The vaguely green-fingered thoughts of a rambling rose.

The Great British Summer

We Brits are renown around the world as the nation who are obsessed with the weather.  I think maybe we use it as an ice-breaker to begin a conversation, or a passing comment to your neighbour...."oooh isn't it cold today?....Phew it's a hot one!....Feel's like snow today...etc etc.  We're never content.  Gardeners are no exception not enough rain, not enough sun blah blah.

With 72 flood warnings in place, homes and businesses across the UK flooded with a month's worth of rain falling in 24h in some places and more rain on the must be the British Summer.  What joy.

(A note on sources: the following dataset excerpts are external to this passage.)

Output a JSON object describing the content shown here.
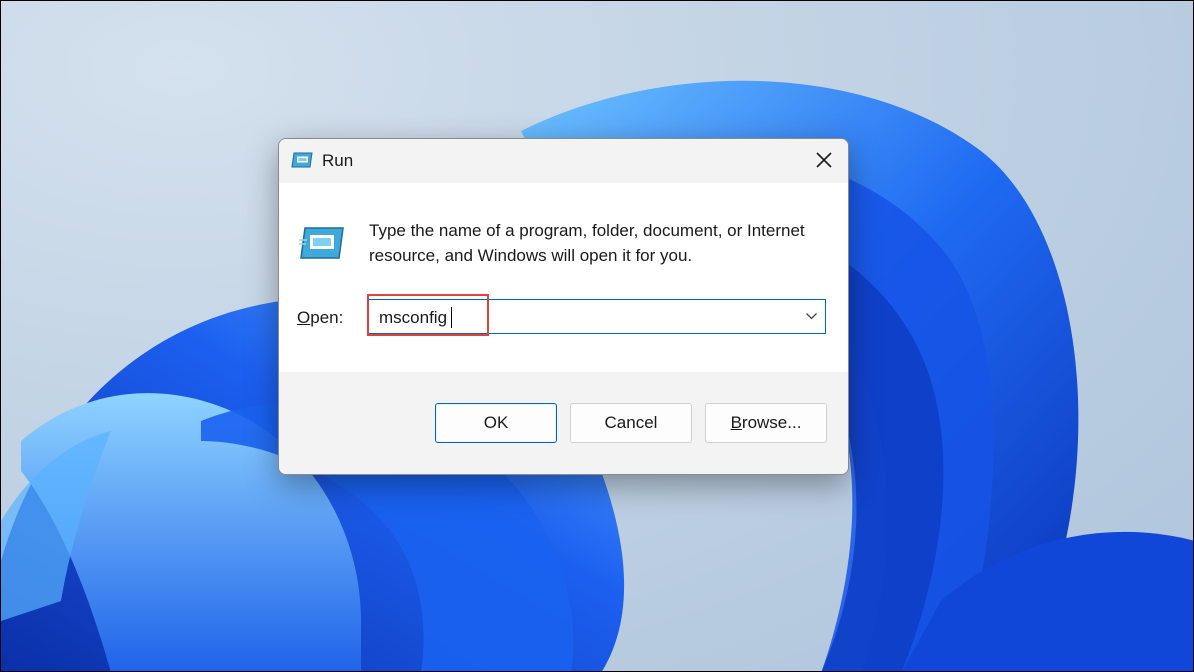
{
  "dialog": {
    "title": "Run",
    "description": "Type the name of a program, folder, document, or Internet resource, and Windows will open it for you.",
    "open_label_prefix": "O",
    "open_label_rest": "pen:",
    "input_value": "msconfig",
    "buttons": {
      "ok": "OK",
      "cancel": "Cancel",
      "browse_prefix": "B",
      "browse_rest": "rowse..."
    }
  },
  "icons": {
    "title": "run-icon",
    "large": "run-icon",
    "close": "close-icon",
    "dropdown": "chevron-down-icon"
  },
  "colors": {
    "accent": "#0067c0",
    "highlight": "#e3413b",
    "wallpaper_blue": "#1a5cf0"
  }
}
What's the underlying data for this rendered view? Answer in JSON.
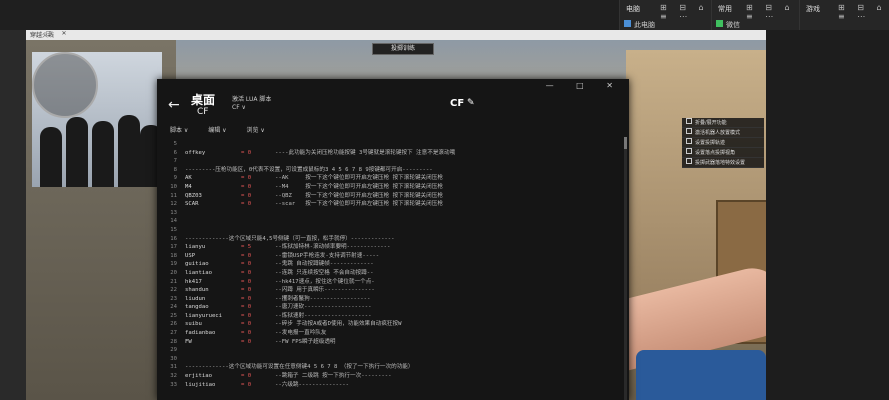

Fawkes and Hedwig are sporadic in their laying so we've had to buy some in!! Fortunately there is a farmer nearby who sells them.  He has an 'honesty box' whereby you help yourself to the eggs and leave your money.  We have been so spoilt with our own eggs that even the top-of-the-range free-range organic eggs bought in the supermarket are bland in comparison, with yolks that are pale and tasteless.  Mind you, the shop-bought ones are at least 2 weeks old before they even hit the shelves!

These were just £2.50 for a dozen - a bargain

I know I showed this previously, but it will soon be just a pile of blue-purple petals blowing around the garden.  The creamy coloured boss in each will be transformed into fluffy spider-like seedheads.

A rain-drenched  rose.

 One of my newest acquisitions

A rare shot of the Toad.  I had a day off this week and as we had a dry day I got busy on a pretty wet lawn in desperate need of a trim.  The Toad followed me round as I tidied up the edges picking up the clippings and pulling the odd weed out of the border.  This unusual creature is usually found in a darkened room attaching itself to various electrical gaming and entertainment systems.  It very seldom ventures out into the daylight and rarer still if the sun is out!

Another of my new plants. The photo doesn't really do the colour justice.  The dark pinky-red flowers will be watched carefully over the next year or two to ensure they stay a dark red; the soil's acidity levels altered if necessary.